The Death Spiral of Dirty Data
The client sells a product line that is very similar in price, with one small $20 product that gets people into their funnel, basically. We’ll refer to them as Small Fry vs. Big Potato (their normal product line which sells for around $200) for the purposes of clarity.
So far as I knew, both of these products had run and sold that way for awhile, pre-dating when the issues started, and the client said it was an extremely small proportion of the spend/results.
So I looked for myself. This was the spend and number of purchases by month JUST for the Small Fry:
They actually didn’t start selling it until December, and scaled spend on it drastically from December to January…the results started to tank at in mid-January. RED FLAG, Y’ALL.
This was the rest of the account that focuses on Big Potato:
The spend was practically slashed in half between November and December, right into the time frame when introduced Small Fry into the mix.
The client wasn’t necessarily WRONG in their statement that Small Fry wasn’t a big part of their spend….the proportion of that $20 loss-leader product was quite small compared to the account at large.
The problem was the influx rate of Small Fry’s purchase data into the Facebook pixel combined with taking their foot off the gas of the Bit Potato.
Small Fry launched in December. The issues started in January. To them, that Small Fry introduction pre-dated the problems, but in a Facebook pixel’s little life? Not so. The impact was minimal when it was initially launched, which was why the client didn’t think that was the issue.
But look closely again at December.
Small Fry was launched, right as the spend was slashed by 45% on Big Potato. That’s what I believe kicked off the problem. The proportions shifted quickly and there was a humongous disparity in the prices of these two items.
Then…it snowballed.
Spend tripled on Small Fry in January. So now you have aggressive growth of an audience buying something for $20 clashing with an audience that was traditionally spending around $200.
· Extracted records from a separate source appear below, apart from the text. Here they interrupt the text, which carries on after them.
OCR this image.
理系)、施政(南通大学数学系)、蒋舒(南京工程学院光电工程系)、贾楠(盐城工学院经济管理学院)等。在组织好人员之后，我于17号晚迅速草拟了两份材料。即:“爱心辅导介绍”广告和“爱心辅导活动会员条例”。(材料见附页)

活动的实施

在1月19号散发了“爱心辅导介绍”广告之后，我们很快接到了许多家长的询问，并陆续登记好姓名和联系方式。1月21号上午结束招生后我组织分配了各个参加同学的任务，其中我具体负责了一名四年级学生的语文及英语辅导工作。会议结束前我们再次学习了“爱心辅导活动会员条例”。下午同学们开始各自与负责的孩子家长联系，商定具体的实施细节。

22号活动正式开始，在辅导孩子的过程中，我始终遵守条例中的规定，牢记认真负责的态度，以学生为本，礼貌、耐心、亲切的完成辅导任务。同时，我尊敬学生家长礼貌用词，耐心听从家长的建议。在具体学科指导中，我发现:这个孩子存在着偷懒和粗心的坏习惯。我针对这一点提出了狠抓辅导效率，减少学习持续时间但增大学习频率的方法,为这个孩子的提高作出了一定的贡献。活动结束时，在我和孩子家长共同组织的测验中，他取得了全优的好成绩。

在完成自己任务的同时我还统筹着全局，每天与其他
The icing on the cake was the declining volume Big Potato sales month over month. The CPA was abysmal, so they cut spend to it, which made the problem worse.
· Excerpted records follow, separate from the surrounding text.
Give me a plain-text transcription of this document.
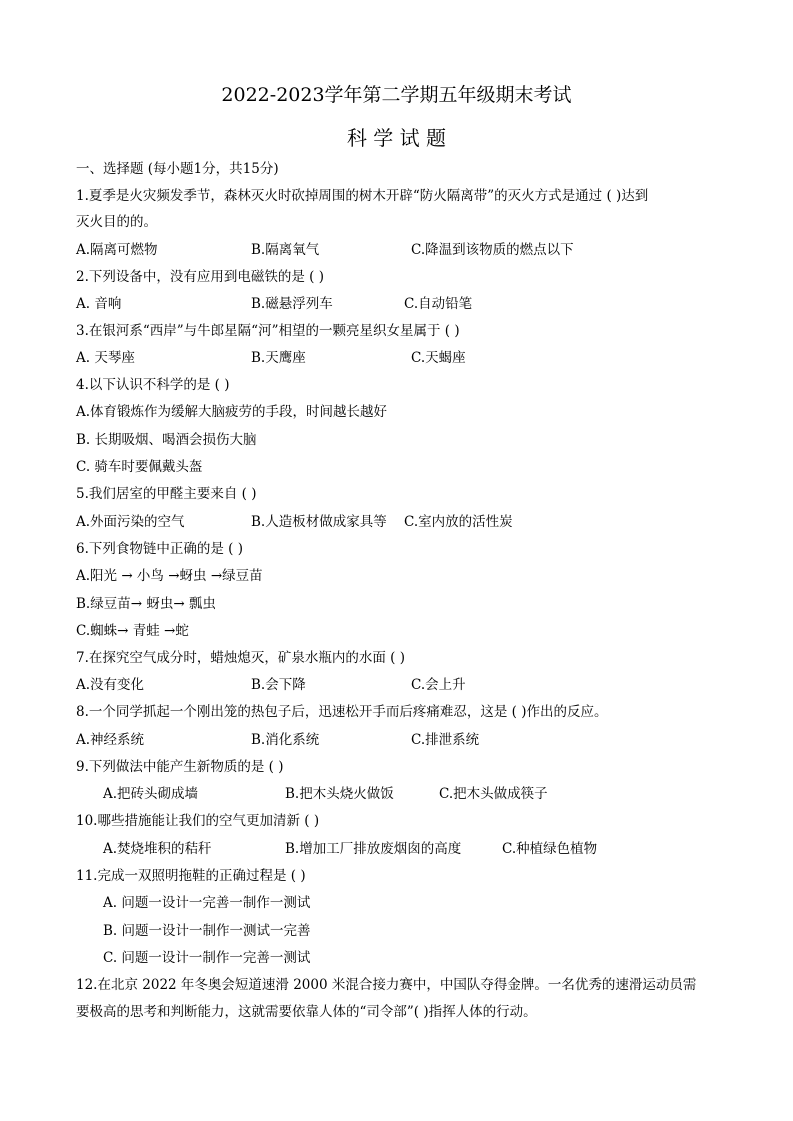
2022-2023学年第二学期五年级期末考试
科 学 试 题
一、选择题 (每小题1分，共15分)
1.夏季是火灾频发季节，森林灭火时砍掉周围的树木开辟“防火隔离带”的灭火方式是通过 ( )达到
灭火目的的。
A.隔离可燃物	B.隔离氧气	C.降温到该物质的燃点以下
2.下列设备中，没有应用到电磁铁的是 ( )
A. 音响	B.磁悬浮列车	C.自动铅笔
3.在银河系“西岸”与牛郎星隔“河”相望的一颗亮星织女星属于 ( )
A. 天琴座	B.天鹰座	C.天蝎座
4.以下认识不科学的是 ( )
A.体育锻炼作为缓解大脑疲劳的手段，时间越长越好
B. 长期吸烟、喝酒会损伤大脑
C. 骑车时要佩戴头盔
5.我们居室的甲醛主要来自 ( )
A.外面污染的空气	B.人造板材做成家具等 C.室内放的活性炭
6.下列食物链中正确的是 ( )
A.阳光 → 小鸟 →蚜虫 →绿豆苗
B.绿豆苗→ 蚜虫→ 瓢虫
C.蜘蛛→ 青蛙 →蛇
7.在探究空气成分时，蜡烛熄灭，矿泉水瓶内的水面 ( )
A.没有变化	B.会下降	C.会上升
8.一个同学抓起一个刚出笼的热包子后，迅速松开手而后疼痛难忍，这是 ( )作出的反应。
A.神经系统	B.消化系统	C.排泄系统
9.下列做法中能产生新物质的是 ( )
A.把砖头砌成墙	B.把木头烧火做饭	C.把木头做成筷子
10.哪些措施能让我们的空气更加清新 ( )
A.焚烧堆积的秸秆	B.增加工厂排放废烟囱的高度	C.种植绿色植物
11.完成一双照明拖鞋的正确过程是 ( )
A. 问题一设计一完善一制作一测试
B. 问题一设计一制作一测试一完善
C. 问题一设计一制作一完善一测试
12.在北京 2022 年冬奥会短道速滑 2000 米混合接力赛中，中国队夺得金牌。一名优秀的速滑运动员需
要极高的思考和判断能力，这就需要依靠人体的“司令部”( )指挥人体的行动。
Band-Aids Are Not a Substitute for Heart Surgery
The first thing that struck me was Shiny Agency never looked at any of this. It never seemed to cross their mind there was a larger problem, which makes me want to scream.
They went on charging this client likely 15% of their spend in fees per month, and sticking band-aids over a gaping wound, wondering why it wouldn’t stop bleeding.
They hold themselves out as a Facebook Ads-expertise agency. Shame on them.
I expect clients to do something like that, simply because I don’t expect the average Facebook Ads advertiser to know or figure any of this stuff out – it’s why they’re paying an agency.
So What Happens Next?
So we knew how to get the patient to stop coding on the table…
But what about the repair process of the pixel?
Things don’t magically get better because you cut off the supply of bad data, and it was far from the only problem the previous agency caused.
However, I knew now that is we fixed it, the foundation wouldn’t be cracked going forward. At that point, it became a race against time to regain results and do it FAST before the client lost faith, as well as their business.